Stunning Orionid Meteor Shower to Peak – Your Watch Forecast
Orionid meteors appear every year around this time, according to NASA. It happens when Earth travels through an area of space littered with debris from Halley’s Comet. This year the peak will occur on the night of Wednesday, Oct. 21 into the morning of Thursday, Oct. 22.
“The Orionids will probably show weaker activity than usual this year,” says Bill Cooke of the NASA Meteoroid Environments Office at Marshall Space Flight Center in Huntsville, Alabama. Cooke adds, “Bits of comet dust hitting the atmosphere will probably give us about a dozen meteors per hour.”

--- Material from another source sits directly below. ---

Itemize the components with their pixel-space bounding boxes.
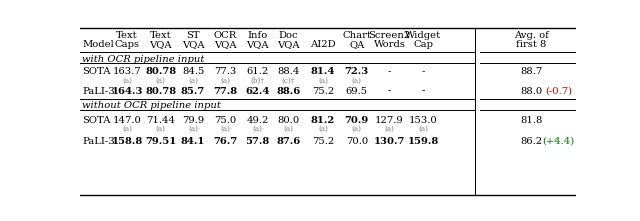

The best time to look for Orionid meteors is just before sunrise this Thursday, Oct. 22, when Earth encounters the densest part of Halley’s debris stream.
Observing is simple: set the alarm a few hours before dawn, go outside and look up in the direction of the constellation Orion. No telescope is necessary to see Orionids shooting across the sky. While the meteor count may be lower this year, viewing conditions are favorable, as the gibbous moon will set by 2 a.m. EDT time, permitting good viewing just before dawn when rates will be at their highest.
The display will be framed by some of the prettiest stars in the night sky. In addition to Orionids, you’ll see the “Dog Star” Sirius, bright winter constellations such as Orion, Gemini, and Taurus, and the planets Jupiter and Venus. Even if the shower is a dud, the rest of the sky is dynamite.